Em menos de um mês, de Perusa a Palermo, foi escrito o epílogo de seis anos e meio de investigações, polêmicas, esperas e árduas batalhas entre a acusação e a defesa.
Para o senado vitalício, de 80 anos, tudo começou em 27 de março de 1993, quando recebeu um telefonema de Giovanni Spadolini.O então presidente do Senado o chamava para informar-lhe que a procuradoria de Palermo havia pedido autorização para processá-lo por "envolvimento em associação mafiosa".
Andreotti foi quem comunicou ao mundo a notícia com uma declaração de 12 linhas: "Acusar-me de mafioso é paradoxal", disse então. "Como governo, e também em primeira pessoa, adotei contra os mafiosos duras medidas e propus leis seríssimas e eficazes. Devia esperar pela vingança dos mafiosos e, em certo sentido, é melhor assim do que com o fuzil", concluiu.
Dias depois, começou o outro caso judicial que acusava Andreotti de envolvimento no assassinato do jornalista Mino Pecorelli, diretor do semanário Observador Político, ocorrido em Roma no dia 20 de março de 1979, com quatro tiros de pistola.
Em 6 de abril de 1993, o mafioso arrependido Tommaso Buscetta, interrogado pelos magistrados de Palermo, acusou Andreotti de ter ordenado o crime.
Em 14 de abril de 1993, a declaração do arrependido foi enviada pelos promotores sicilianos aos de Roma, que quiseram abrir um processo contra ele. No mesmo dia Andreotti falou diante da Junta para a imunidade do Senado, solicitando a autorização. Em 30 de junho de 1993, a autorização para a investigação sobre o envolvimento com a Máfia é concedida. Em 29 de junho de 1993, o Senado concedeu autorização para o prosseguimento da investigação sobre o homicídio de Pecorelli.
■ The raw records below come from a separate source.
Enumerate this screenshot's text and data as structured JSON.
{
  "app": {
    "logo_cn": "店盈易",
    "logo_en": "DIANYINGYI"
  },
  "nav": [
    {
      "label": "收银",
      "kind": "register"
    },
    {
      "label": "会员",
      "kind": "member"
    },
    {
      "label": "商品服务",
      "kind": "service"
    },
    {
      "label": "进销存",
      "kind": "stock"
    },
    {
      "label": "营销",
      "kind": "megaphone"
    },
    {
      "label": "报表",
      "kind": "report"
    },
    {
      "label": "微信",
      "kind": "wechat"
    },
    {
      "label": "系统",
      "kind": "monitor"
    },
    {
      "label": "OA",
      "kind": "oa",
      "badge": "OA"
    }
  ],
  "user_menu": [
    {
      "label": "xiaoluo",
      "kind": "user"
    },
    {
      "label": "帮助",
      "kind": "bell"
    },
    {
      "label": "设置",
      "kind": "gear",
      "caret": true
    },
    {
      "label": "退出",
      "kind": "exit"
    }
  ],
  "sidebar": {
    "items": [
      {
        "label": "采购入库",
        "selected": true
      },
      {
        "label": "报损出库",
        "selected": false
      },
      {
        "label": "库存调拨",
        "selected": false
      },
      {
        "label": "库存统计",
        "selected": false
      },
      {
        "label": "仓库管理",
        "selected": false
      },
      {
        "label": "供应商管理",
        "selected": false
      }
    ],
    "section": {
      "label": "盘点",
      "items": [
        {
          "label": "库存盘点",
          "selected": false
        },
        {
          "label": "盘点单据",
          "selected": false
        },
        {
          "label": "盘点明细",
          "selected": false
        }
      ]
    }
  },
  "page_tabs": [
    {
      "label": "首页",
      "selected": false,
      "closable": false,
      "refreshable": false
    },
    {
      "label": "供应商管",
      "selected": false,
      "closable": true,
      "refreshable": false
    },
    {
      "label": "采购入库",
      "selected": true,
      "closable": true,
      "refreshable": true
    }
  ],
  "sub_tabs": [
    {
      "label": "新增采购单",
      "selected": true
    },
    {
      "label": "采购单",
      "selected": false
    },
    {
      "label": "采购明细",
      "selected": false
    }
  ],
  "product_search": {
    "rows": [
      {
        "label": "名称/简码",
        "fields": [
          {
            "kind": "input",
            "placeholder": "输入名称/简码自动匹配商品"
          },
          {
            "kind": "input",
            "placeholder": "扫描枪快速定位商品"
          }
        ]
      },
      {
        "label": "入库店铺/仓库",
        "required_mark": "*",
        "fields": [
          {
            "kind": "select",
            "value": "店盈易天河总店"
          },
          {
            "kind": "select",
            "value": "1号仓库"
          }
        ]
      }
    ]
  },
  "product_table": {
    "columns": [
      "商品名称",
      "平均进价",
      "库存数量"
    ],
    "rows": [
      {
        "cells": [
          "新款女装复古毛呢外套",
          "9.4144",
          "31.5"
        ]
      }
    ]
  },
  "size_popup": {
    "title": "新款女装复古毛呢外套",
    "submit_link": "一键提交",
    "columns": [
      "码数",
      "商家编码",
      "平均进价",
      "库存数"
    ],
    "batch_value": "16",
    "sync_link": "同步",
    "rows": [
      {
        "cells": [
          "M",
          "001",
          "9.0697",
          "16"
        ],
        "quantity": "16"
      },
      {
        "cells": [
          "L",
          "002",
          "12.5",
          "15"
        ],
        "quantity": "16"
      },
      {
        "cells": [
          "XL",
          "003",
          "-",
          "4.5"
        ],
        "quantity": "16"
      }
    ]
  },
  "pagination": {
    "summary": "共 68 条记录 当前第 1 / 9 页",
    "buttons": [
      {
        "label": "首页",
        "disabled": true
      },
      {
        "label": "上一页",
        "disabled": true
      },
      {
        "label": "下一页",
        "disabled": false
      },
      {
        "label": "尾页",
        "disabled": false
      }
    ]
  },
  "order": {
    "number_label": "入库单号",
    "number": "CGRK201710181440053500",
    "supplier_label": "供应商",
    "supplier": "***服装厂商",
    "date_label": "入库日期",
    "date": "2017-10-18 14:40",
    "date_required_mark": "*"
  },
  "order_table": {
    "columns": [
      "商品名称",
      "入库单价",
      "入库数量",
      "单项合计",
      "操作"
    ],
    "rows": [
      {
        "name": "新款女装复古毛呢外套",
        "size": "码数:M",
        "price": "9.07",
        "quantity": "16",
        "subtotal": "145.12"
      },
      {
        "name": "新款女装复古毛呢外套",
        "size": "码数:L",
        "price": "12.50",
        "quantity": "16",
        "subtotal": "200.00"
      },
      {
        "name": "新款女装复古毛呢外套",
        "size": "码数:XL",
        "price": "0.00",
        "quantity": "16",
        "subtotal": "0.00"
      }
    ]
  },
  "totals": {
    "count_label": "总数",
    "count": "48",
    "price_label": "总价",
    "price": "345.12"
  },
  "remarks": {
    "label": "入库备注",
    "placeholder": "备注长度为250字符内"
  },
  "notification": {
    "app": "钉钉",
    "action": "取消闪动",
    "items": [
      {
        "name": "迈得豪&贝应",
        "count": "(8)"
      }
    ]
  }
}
Em 17 de dezembro de 1993, a investigação sobre o assassinato do jornalista passou para a procuradoria de Perusa, que havia entrado nas investigações de Claudio Vitalone.
En 2 de março de 1995, a fase preliminar da investigação de Palermo determinou o que Andreotti fosse julgado. Entretanto, a imputação originária de envolvimento foi modificada para associação mafiosa.
Em 20 de julho de 1995, em Perusa foi entregue um pedido de julgamento, com acusação de homicídio contra Andreotti, Vitalone e outros quatro envolvidos.
Em 26 de setembro de 1995, o "processo do século" foi aberto em Palermo. Em 11 de abril de 1996, começou o processo de Perusa. No dia 8 de abril de 1999, a procuradoria de Palermo pediu a condenação a 15 anos de prisão e a proibição perpétua de atividade política para Andreotti que, em um "sombrio delírio do poder" havia feito um "pacto" com a Máfia.
Em 30 de abril de 1999, a procuradoria de Perusa pediu a prisão perpétua para Andreotti e os demais acusados no processo pelo assassinato de Pecorelli.
Em 24 de setembro de 1999, o tribunal de Perusa pronunciou a sentença: Andreotti e os demais acusados estão absolvidos.
Em 23 de outubro de 1999, o presidente do tribunal de Palermo, Francesco Ingargiola, leu a sentença: Andreotti está livre.